La cabane dans les bois

Néanmoins, et cela est vraiment dommage, cette intrigue est révélée trop tôt dans le film. Alors que l’on comprend le désir du réalisateur de jouer sur les ficelles bien connues des amateurs de l’horreur afin de faire jaillir le rire, ce choix prive le film d’une belle surprise. En effet, le réalisateur aurait pu retarder la révélation de la machination et laisser le spectateur rentrer dans l’histoire avant d’en révéler l’envers du décor.

La cabane dans les bois

Le film souffre d’un déséquilibre évident. Le film met un certain temps à commencer, à présenter les différents personnages et le lieu. Au moment où l’action démarre, les protagonistes doivent affronter une horde de zombies rednecks faisant penser à Massacre à la tronçonneuse.
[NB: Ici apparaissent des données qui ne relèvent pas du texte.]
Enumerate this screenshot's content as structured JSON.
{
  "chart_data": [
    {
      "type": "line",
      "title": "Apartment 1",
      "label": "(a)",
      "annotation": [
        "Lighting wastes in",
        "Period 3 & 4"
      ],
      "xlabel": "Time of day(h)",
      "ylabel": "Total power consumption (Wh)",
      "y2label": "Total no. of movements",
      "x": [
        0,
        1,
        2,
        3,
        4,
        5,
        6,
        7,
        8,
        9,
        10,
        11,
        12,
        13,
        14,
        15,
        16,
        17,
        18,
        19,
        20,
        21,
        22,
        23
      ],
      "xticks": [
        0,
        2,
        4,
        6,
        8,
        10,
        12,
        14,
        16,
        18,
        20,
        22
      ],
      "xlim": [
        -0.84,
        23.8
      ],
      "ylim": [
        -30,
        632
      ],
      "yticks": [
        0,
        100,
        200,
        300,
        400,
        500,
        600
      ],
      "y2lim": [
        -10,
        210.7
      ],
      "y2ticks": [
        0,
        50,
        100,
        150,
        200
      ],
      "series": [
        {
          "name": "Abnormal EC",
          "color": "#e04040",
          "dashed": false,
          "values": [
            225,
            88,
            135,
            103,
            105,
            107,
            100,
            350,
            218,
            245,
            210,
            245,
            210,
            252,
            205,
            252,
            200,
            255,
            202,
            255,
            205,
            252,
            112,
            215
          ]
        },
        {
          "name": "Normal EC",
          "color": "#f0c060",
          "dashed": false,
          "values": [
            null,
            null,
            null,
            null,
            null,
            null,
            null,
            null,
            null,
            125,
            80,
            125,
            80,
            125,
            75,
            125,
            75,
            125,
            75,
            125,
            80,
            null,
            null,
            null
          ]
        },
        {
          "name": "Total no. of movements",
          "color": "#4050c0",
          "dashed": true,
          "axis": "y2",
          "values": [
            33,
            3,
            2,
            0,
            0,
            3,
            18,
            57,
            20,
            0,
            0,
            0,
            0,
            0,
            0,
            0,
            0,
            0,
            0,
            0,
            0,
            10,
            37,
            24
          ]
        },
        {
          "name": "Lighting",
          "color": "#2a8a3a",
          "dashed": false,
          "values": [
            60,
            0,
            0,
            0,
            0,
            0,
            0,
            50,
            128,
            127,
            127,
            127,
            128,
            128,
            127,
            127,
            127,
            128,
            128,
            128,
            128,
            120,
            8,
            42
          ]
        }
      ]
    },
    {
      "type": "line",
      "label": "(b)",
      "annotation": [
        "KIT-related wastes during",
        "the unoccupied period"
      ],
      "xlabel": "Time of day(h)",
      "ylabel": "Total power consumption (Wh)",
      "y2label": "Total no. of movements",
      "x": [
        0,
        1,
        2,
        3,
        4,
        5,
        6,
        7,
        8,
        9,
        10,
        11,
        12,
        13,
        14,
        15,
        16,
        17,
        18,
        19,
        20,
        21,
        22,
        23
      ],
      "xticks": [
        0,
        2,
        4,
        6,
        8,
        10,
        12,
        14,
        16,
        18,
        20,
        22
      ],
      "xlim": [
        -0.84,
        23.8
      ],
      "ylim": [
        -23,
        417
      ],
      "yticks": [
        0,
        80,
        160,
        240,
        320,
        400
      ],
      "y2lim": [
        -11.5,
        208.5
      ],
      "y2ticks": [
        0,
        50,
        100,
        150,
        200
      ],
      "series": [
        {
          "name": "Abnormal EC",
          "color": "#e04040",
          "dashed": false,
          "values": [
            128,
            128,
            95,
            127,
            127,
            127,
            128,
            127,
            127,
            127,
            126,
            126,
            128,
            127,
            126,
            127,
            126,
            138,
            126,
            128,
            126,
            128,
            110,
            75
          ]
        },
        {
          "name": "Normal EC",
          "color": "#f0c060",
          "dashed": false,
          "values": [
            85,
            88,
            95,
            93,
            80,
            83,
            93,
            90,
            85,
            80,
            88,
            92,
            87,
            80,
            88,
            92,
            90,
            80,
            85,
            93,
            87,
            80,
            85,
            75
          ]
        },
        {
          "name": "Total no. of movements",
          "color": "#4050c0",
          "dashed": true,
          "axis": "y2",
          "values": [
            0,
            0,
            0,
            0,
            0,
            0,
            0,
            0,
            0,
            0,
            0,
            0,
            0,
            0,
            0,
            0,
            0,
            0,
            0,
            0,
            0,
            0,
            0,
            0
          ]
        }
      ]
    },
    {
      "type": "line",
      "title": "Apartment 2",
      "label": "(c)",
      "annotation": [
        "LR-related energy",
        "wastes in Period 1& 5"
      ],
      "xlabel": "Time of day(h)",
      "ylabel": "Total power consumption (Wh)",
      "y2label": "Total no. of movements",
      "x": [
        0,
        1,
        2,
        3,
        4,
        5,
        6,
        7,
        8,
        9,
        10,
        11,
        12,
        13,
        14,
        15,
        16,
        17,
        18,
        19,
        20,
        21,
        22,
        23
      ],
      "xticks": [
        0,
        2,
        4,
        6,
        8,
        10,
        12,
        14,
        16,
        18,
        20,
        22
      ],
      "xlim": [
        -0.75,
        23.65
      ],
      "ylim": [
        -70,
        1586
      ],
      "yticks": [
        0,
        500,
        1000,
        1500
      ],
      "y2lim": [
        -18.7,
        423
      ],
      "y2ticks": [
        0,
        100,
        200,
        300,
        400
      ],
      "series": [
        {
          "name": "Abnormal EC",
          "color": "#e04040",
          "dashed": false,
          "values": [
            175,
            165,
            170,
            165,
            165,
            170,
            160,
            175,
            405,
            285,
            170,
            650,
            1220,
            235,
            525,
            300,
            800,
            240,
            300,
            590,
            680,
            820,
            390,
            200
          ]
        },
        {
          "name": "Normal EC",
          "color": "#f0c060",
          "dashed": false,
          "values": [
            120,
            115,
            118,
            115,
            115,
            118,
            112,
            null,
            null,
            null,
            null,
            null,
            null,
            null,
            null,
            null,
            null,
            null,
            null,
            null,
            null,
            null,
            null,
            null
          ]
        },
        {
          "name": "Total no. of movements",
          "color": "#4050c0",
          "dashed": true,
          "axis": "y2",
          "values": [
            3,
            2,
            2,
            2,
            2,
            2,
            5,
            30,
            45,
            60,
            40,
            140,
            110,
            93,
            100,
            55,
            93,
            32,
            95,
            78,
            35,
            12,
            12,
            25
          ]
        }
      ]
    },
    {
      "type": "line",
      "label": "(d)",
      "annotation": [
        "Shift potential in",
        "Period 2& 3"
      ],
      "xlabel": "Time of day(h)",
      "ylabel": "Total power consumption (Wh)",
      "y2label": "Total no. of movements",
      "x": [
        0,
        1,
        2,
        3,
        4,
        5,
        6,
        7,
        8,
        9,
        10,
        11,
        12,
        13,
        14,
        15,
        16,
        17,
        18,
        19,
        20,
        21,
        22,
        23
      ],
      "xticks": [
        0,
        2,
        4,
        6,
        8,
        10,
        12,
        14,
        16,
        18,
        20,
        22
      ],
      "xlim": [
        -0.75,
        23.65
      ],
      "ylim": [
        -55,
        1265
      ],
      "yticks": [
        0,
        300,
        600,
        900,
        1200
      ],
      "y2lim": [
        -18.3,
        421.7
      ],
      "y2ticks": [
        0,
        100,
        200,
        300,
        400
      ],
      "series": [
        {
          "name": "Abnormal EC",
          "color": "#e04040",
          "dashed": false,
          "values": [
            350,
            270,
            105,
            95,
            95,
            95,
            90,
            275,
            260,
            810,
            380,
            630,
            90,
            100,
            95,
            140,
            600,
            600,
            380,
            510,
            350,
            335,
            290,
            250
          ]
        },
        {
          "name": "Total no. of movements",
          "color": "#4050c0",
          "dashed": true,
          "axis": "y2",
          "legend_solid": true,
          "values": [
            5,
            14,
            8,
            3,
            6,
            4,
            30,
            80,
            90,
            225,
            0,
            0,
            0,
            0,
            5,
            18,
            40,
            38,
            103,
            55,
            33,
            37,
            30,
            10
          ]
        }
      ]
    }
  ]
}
Ces monstres seront les seuls lancés sur le groupe d’amis, ce qui peut apporter une pointe de déception lorsque l’on sait que de nombreux monstres existent. Heureusement, l’entrée de Dana et de Marty dans l’envers du décor permet d’apercevoir une multitude de monstres tous aussi effrayants les uns que les autres. Après cette présentation, les monstres se déchaînent, ce qui crée un contraste important avec le début du film.

La cabane dans les bois

La cabane dans les bois est un film sympathique notamment parce qu’il reprend les codes du slasher et permet aux amateurs du genre de reconnaître quelques œuvres qui ont fait les beaux jours du film d’horreur : Vendredi 13 de Sean S Cunningham , Chronique des morts vivants de George A Romero, Massacre à la tronçonneuse de Tobe Hooper, Evil Dead de Sam Raimi, Ca de Tommy Lee Wallace et etc …

La cabane dans les bois

Non exempt de défauts, on peut reprocher à La cabane dans les bois un certain manque de finesse notamment dans la mise en scène ainsi qu’une critique trop sérieuse du genre, ce qui prive cruellement le film d’humour. La fin est un peu décevante car même si le film se termine sur la fin du monde, la fin correspond à une fin heureuse. En effet, Dana préfère la fin du monde (c’est à dire sa propre mort) à la mort de son ami Marty, ce qui paraît peu probable.